Sebenarnya sekarang konseling megenai pengelolaan keuangan sudah banyak dan mudah untuk diakses. Bagaimana kita terlatih supaya tidak lebih besar pasak daripada tiang. Meskipun pada pelaksanaannya tergantung tekad dan kemauan masing-masing individu untuk komitmen bersikap sederhana. Ketika kondisi jatuh, begitu sulitnya mencari pinjaman karena rata-rata menggunakan jaminan.

Jangan sampai terjebak pinjaman yang tidak mungkin kuat untuk membayar. Ingat berita viral megenai pinjaman online belum lama ini, pintu masuknya berawal dari salah satu bentuk kemudahan pinjaman.

Hampir semua lembaga keuangan dengan manisnya menawarkan kemudahan jaminan. Tetapi perlu kita ingat, yang berat itu membayar. Ketika uang sudah habis untuk hidup, barang sudah rusak kita pakai, bahkan ada yang hilang tetapi pihak lain tidak peduli, pinjaman adalah pinjaman yang wajib untuk ditunaikan.

***

Kadang kita tidak sadar, pada saat kita mampu membeli sebenarnya hanya pada titik keuangan dasar. Pada saat itu orang cenderung merasa mapan, dan terpancing membelanjakan apa yang menarik baginya, tanpa persiapan kebutuhan lain.

Sering kali orang lupa untuk menabung, menyisihkan sebagian rizkinya untuk sedekah sebagai rasa syukur. Boro-boro untuk dana tidak terduga, darurat kesehatan, sakit kritis, kecelakaan, kehilangan pekerjaan akan sangat jauh dari pikiran (bagi orang-orang yang sebetulnya dapat membeli proteksi kesehatan dan melakukan saving).

Banyak di antara kita berprinsip apa yang terjadi terjadilah, itulah takdir. We are the ethernal risk taker (kami siap ambil risiko apapun), kebanyakan dari kita adalah pengambil risiko yang membutakan mata akan kemungkinan buruk yang dapat terjadi.

***

Saya yakin eyang Sri tidak mengetahui apa itu risiko, apa itu investasi, apalagi proteksi, karena pada masa itu belum ada konsultan keuangan, seperti Safir Senduk, Prita Ghozie, Ligwina Hananto, Aidil Akbar atau lainnya. Tetapi beliau sudah memahami pengelolaan keuangan dengan keterbatasan logika dan proyeksi masa depan.

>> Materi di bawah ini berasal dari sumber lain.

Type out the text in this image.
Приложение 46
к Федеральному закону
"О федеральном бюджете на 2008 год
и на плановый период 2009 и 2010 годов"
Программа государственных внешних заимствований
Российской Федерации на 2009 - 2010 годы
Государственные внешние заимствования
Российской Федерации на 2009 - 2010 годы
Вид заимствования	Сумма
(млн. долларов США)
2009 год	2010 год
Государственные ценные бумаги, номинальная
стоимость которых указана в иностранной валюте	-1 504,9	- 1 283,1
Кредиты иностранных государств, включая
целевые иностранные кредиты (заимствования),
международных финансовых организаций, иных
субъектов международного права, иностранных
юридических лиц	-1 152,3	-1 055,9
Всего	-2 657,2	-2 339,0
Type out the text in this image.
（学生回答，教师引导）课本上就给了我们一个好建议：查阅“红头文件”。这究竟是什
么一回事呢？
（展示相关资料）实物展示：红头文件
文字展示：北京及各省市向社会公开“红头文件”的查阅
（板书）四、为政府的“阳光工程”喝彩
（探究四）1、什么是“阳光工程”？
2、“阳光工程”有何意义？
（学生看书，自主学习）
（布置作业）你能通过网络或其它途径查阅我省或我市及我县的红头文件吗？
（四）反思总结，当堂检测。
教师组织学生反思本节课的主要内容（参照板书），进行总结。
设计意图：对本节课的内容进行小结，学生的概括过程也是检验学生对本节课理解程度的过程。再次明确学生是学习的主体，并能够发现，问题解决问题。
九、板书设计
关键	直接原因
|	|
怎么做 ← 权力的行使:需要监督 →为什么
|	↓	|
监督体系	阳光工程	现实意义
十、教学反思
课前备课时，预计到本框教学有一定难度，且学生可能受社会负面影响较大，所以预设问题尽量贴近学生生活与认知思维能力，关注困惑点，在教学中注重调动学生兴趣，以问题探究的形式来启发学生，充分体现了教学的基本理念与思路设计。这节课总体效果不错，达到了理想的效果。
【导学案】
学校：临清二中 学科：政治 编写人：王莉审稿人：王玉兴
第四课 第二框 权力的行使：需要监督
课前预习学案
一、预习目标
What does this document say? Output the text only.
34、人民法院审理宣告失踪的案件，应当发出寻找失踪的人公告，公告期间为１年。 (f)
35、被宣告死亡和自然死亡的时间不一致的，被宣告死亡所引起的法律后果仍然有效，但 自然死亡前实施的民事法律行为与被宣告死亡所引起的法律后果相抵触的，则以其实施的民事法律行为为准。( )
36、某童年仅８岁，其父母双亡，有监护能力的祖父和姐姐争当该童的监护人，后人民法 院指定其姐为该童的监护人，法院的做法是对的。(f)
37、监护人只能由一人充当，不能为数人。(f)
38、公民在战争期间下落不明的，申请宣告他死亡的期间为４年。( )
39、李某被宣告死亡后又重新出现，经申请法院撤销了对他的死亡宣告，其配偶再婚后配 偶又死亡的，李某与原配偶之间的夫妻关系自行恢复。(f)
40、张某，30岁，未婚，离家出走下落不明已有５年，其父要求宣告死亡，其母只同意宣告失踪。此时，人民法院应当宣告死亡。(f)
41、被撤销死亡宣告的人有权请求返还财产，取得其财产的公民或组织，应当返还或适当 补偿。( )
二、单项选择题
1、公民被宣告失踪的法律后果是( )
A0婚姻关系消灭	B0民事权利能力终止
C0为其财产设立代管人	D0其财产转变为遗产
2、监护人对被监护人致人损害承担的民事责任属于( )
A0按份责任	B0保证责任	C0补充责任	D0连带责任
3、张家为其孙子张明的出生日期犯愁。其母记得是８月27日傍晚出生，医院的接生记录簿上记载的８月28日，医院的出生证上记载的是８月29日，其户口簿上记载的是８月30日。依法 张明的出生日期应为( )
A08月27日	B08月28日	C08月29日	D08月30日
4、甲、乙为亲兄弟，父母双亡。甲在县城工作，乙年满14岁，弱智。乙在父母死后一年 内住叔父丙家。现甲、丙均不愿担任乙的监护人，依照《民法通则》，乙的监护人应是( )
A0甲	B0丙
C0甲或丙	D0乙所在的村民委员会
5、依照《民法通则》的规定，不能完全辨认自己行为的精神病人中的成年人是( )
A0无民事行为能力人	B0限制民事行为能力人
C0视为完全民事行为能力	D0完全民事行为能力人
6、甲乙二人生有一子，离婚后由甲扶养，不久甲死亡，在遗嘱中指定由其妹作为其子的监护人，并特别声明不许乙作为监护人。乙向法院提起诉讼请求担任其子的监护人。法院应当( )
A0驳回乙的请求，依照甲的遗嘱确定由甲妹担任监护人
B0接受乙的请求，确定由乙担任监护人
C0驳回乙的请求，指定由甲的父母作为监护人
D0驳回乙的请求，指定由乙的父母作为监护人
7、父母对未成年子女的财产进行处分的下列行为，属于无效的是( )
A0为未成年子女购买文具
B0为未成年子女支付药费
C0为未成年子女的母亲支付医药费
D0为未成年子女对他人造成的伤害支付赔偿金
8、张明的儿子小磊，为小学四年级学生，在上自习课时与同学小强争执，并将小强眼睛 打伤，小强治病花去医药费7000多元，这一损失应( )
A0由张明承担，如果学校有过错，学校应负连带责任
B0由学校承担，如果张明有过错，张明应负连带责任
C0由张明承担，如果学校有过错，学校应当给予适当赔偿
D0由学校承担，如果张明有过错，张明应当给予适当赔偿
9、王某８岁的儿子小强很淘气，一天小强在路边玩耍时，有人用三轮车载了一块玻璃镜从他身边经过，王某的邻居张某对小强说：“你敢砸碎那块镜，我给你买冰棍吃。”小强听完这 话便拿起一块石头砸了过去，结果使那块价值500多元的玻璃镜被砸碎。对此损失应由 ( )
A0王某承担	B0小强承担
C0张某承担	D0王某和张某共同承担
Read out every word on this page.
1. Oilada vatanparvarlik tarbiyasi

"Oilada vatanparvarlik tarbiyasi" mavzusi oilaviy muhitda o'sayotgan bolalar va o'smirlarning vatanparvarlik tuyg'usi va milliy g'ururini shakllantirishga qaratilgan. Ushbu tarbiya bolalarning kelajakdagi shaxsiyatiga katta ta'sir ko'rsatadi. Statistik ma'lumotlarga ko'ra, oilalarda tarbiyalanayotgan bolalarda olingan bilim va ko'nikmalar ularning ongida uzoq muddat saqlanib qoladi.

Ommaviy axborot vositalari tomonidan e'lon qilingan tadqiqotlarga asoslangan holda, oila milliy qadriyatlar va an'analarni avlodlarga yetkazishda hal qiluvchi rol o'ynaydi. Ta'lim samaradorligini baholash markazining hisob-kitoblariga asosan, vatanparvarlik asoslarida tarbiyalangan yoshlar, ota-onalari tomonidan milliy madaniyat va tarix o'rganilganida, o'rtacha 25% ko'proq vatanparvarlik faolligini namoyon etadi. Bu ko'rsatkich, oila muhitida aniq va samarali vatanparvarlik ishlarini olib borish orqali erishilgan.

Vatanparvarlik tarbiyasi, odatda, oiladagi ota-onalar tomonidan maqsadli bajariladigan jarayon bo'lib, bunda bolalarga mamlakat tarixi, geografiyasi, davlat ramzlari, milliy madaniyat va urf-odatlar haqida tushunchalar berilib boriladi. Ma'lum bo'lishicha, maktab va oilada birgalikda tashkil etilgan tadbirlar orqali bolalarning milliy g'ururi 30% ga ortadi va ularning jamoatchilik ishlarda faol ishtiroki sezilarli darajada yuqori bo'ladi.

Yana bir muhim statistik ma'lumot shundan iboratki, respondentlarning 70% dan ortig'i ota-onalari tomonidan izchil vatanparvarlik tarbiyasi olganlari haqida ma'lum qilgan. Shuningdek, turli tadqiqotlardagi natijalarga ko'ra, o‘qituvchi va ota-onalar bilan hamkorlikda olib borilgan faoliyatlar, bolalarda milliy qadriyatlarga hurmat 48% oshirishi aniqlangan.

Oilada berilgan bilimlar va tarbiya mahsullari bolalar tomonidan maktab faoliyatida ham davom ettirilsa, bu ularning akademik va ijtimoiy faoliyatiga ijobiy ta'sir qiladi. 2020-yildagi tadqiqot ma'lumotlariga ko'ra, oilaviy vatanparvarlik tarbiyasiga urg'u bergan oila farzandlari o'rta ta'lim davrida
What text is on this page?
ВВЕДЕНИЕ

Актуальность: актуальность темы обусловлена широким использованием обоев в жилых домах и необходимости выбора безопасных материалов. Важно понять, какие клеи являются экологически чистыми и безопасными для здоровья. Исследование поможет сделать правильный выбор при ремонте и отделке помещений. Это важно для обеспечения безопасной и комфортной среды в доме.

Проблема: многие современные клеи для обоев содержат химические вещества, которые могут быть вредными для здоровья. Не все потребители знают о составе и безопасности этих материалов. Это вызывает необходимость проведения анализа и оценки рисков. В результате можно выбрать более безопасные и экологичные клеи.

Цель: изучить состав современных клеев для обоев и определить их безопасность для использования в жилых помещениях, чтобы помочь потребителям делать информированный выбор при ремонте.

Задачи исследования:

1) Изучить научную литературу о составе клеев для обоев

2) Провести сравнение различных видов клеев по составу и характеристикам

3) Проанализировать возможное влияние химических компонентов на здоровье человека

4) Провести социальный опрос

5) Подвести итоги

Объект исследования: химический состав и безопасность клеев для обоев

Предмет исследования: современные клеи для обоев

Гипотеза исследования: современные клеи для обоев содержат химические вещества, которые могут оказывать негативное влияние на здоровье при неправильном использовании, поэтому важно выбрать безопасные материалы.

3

Cerita eyang Sri sudah mengingatkan kita dan memberi contoh yang baik untuk hidup bersahaja. Menabung sangat penting, dan seyogyanya dibudayakan sejak masa anak-anak, supaya generasi muda kita menjadi kokoh dalam. mempersiapkan masa depan dan kuat menghadapi goncangan ekonomi.

Bukan kah tidak nyaman jika hidup kekurangan karena kesalahan gaya hidup kita sendiri. Jangan dibiasakan lebih besar pasak daripada tiang. Kalau eyang Sri yang sudah renta saja sudah dapat mengelola keuangan dari pendapatan beliau, bagaimana dengan kita? Semoga prinsip ekonomi dan persiapan dana tak terduga mulai dipikirkan dari sekarang.